In a letter going out Wednesday to all House Republicans, leaders of the Congressional Progressive Caucus (CPC) are highlighting Reagan's decades-old warnings that a failure to raise the debt limit would have devastating — if unknown — economic consequences.
"President Reagan was a staunch conservative whose views sharply differ from Progressives’ in nearly every respect," the liberal Democrats wrote. "Yet, Reagan understood that the American people have invested their trust in our ability to be wise stewards."
The letter is being spearheaded by CPC Chairmen Raul Grijalva (D-Ariz.) and Keith Ellison (D-Minn.), as well as Rep. Mike Honda (D-Calif.), who heads the CPC budget taskforce.
They are spotlighting a 1983 letter from Reagan to then-Senate Majority Leader Howard Baker (R), in which the president urges Congress to raise the debt limit for the sake of the global economy.
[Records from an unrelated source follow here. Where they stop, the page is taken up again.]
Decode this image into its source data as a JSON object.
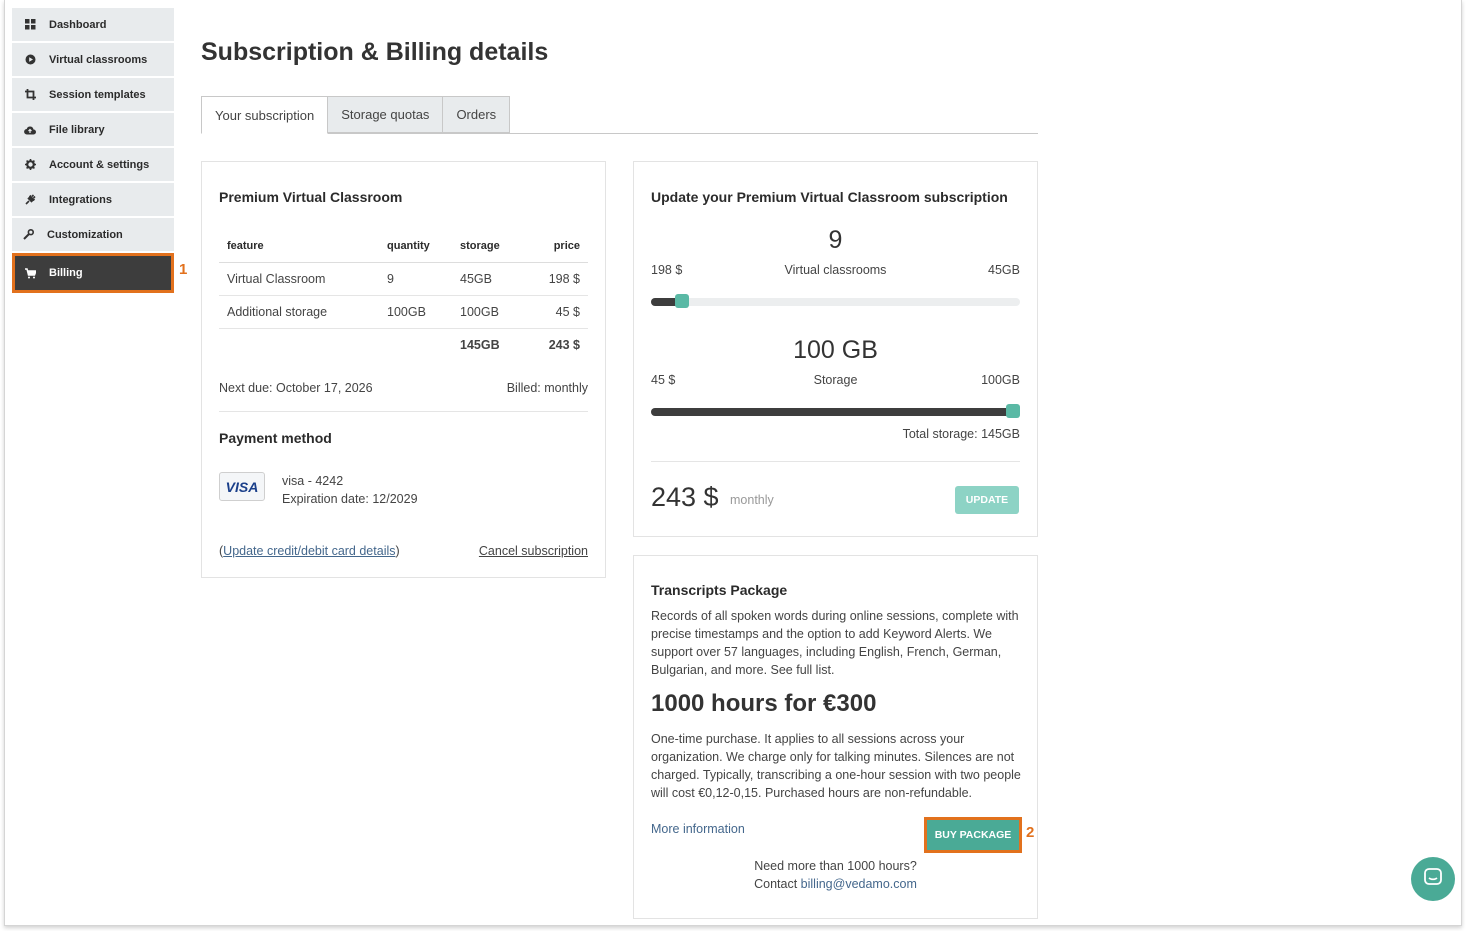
{
  "sidebar": {
    "items": [
      {
        "label": "Dashboard",
        "icon": "grid-icon"
      },
      {
        "label": "Virtual classrooms",
        "icon": "play-circle-icon"
      },
      {
        "label": "Session templates",
        "icon": "crop-icon"
      },
      {
        "label": "File library",
        "icon": "cloud-upload-icon"
      },
      {
        "label": "Account & settings",
        "icon": "gear-icon"
      },
      {
        "label": "Integrations",
        "icon": "plug-icon"
      },
      {
        "label": "Customization",
        "icon": "wrench-icon"
      },
      {
        "label": "Billing",
        "icon": "cart-icon",
        "active": true
      }
    ]
  },
  "markers": {
    "one": "1",
    "two": "2",
    "color": "#e2711d"
  },
  "page": {
    "title": "Subscription & Billing details"
  },
  "tabs": [
    "Your subscription",
    "Storage quotas",
    "Orders"
  ],
  "subscription": {
    "title": "Premium Virtual Classroom",
    "headers": {
      "feature": "feature",
      "quantity": "quantity",
      "storage": "storage",
      "price": "price"
    },
    "rows": [
      {
        "feature": "Virtual Classroom",
        "quantity": "9",
        "storage": "45GB",
        "price": "198 $"
      },
      {
        "feature": "Additional storage",
        "quantity": "100GB",
        "storage": "100GB",
        "price": "45 $"
      }
    ],
    "total": {
      "storage": "145GB",
      "price": "243 $"
    },
    "next_due": "Next due: October 17, 2026",
    "billed": "Billed: monthly",
    "payment_title": "Payment method",
    "card_brand": "VISA",
    "card_line": "visa - 4242",
    "expiration": "Expiration date: 12/2029",
    "update_card_link": "Update credit/debit card details",
    "cancel_link": "Cancel subscription"
  },
  "update": {
    "title": "Update your Premium Virtual Classroom subscription",
    "classrooms": {
      "value": "9",
      "label": "Virtual classrooms",
      "price": "198 $",
      "storage": "45GB",
      "level": 0.085
    },
    "storage": {
      "value": "100 GB",
      "label": "Storage",
      "price": "45 $",
      "storage": "100GB",
      "level": 1.0
    },
    "total_storage": "Total storage: 145GB",
    "total_price": "243 $",
    "period": "monthly",
    "button": "UPDATE"
  },
  "transcripts": {
    "title": "Transcripts Package",
    "desc": "Records of all spoken words during online sessions, complete with precise timestamps and the option to add Keyword Alerts. We support over 57 languages, including English, French, German, Bulgarian, and more. See full list.",
    "headline": "1000 hours for €300",
    "note": "One-time purchase. It applies to all sessions across your organization. We charge only for talking minutes. Silences are not charged. Typically, transcribing a one-hour session with two people will cost €0,12-0,15. Purchased hours are non-refundable.",
    "more_info": "More information",
    "button": "BUY PACKAGE",
    "need_more": "Need more than 1000 hours?",
    "contact_prefix": "Contact",
    "contact_email": "billing@vedamo.com"
  },
  "colors": {
    "accent": "#4aaa96",
    "accent_light": "#8dd3c5",
    "highlight": "#e2711d",
    "dark": "#3d3d3d"
  }
}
"The Treasury's cash balances have reached a dangerously low point. Henceforth, the Treasury Department cannot guarantee that the federal government will have sufficient cash on any one day to meet all of its mandated expenses," Reagan wrote nearly three decades ago.
"The full consequences of a default — or even the serious prospect of default — by the United States are impossible to predict and awesome to contemplate.
"Denigration of the full faith and credit of the United States would have substantial effects on the domestic financial markets and on the value of the dollar in exchange markets," Reagan added. "The nation can ill afford to allow such a result."
On Tuesday, House Democratic leaders shopped around a 1987 plea from Reagan urging Congress to raise the debt ceiling.
The Democrats' strategy arrives as many conservative lawmakers are balking at the notion of raising the nation's $14.3 trillion debt cap.
Treasury officials have warned that, without congressional action, the government would begin defaulting on its obligations after Aug. 2.
GOP leaders in both chambers support the debt-ceiling hike, but many rank-and-file Republicans are pushing back.
The GOP opposition is entrenched enough in the House that Republican leaders are expected to need scores of Democratic votes to pass a debt-ceiling hike through the lower chamber.